9 Dimensions to Flow

In one of the largest psychology studies ever conducted, spanning over twenty years, Mihalyi Csikszentimihalyi found that when people felt their best and performed their best they were in a state of 'flow'.

Csikszentimihalyi continues to research flow until today, and outlines much of his original work in his renowned book, “Flow: Beyond boredom and anxiety”.

Csikszentimihalyi’s research has proven robust across culture, gender and activity and still underpins how scientists measure low today.

Csikszentimihalyi’s research found that the low state experience was comprised of nine key dimensions:

1. Challenge-skills balance

Flow requires an equal balance between the skill level and the challenge. If the challenge is too demanding, we get frustrated. If it is too easy, we get bored. In a flow experience, we feel engaged by the challenge, but not overwhelmed.

2. Action-awareness merging

We are often aware of and thinking about something that has happened, or might happen, in another time or place. But in flow, we are completely absorbed in the task at hand.

3. Clear Goals

In many everyday situations, there are contradictory demands and it is sometimes quite unclear what should occupy our attention. However, in a flow experience, we have a clear purpose and good grasp of what to do next.

4. Unambiguous feedback

Direct and immediate feedback is continuously present so that we are able to constantly adjust our reactions to meet the current demands. When we are in flow, we know how well we are doing, all the time.

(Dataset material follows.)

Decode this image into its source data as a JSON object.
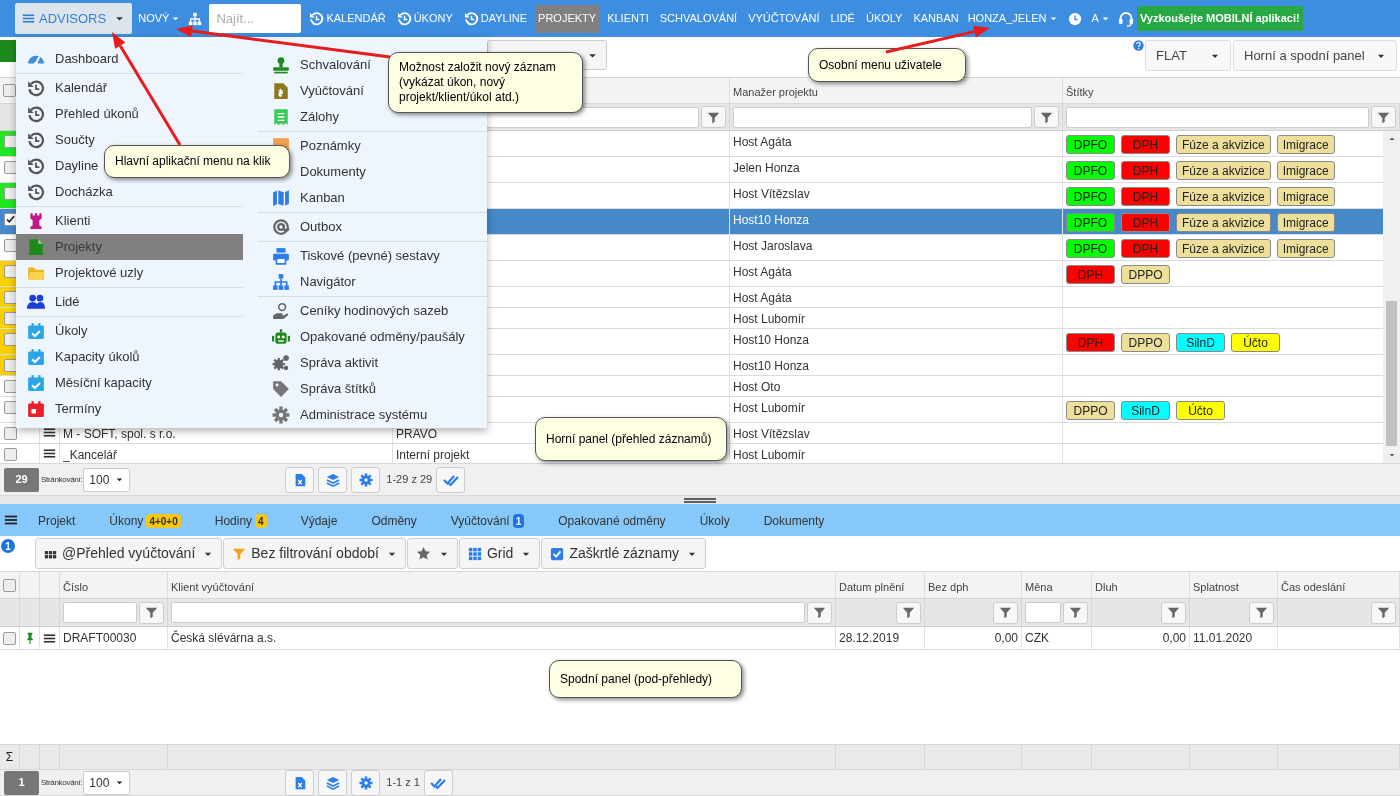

5. Concentration on the task at hand

High levels of concentration narrows our attention excluding any unnecessary distractions. Because we are absorbed in the activity, we are only aware of what is relevant to the task at hand, and we do not think about unrelated things.

6. Sense of control

An absolute sense of personal control exists, as if we are able to do anything we want to do.

7. Loss of self-consciousness

A lack of awareness of bodily needs as self-consciousness disappears. We often spend a lot of mental energy monitoring how we appear to others. In a flow state, we are too involved in the activity to care about protecting our ego.

6. Sense of control

An absolute sense of personal control exists, as if we are able to do anything we want to do.

8. Transformation of time

A distorted sense of time occurs. Time either slows down or flies by when we are completely engaged in the moment.

9. Autotelic experience

Flow is an intrinsically rewarding activity; the activity becomes autotelic, an end in itself, done for its own sake.

Over two decades Mihalyi Csikszentmihalyi conducted a diverse number of research projects to understand how people find happiness, creativity, and meaning in their actions. Whilst examining his participants he observed that their most absorbed and favoured moments, which brought unrivalled emerging motivation, occurred when their thoughts and actions 'flowed'. This optimal state of being was summarised into the above nine descriptive dimensions of the experience; the first three often referred to as the pre-conditions to flow.

“Optimal experience is something that you make happen.”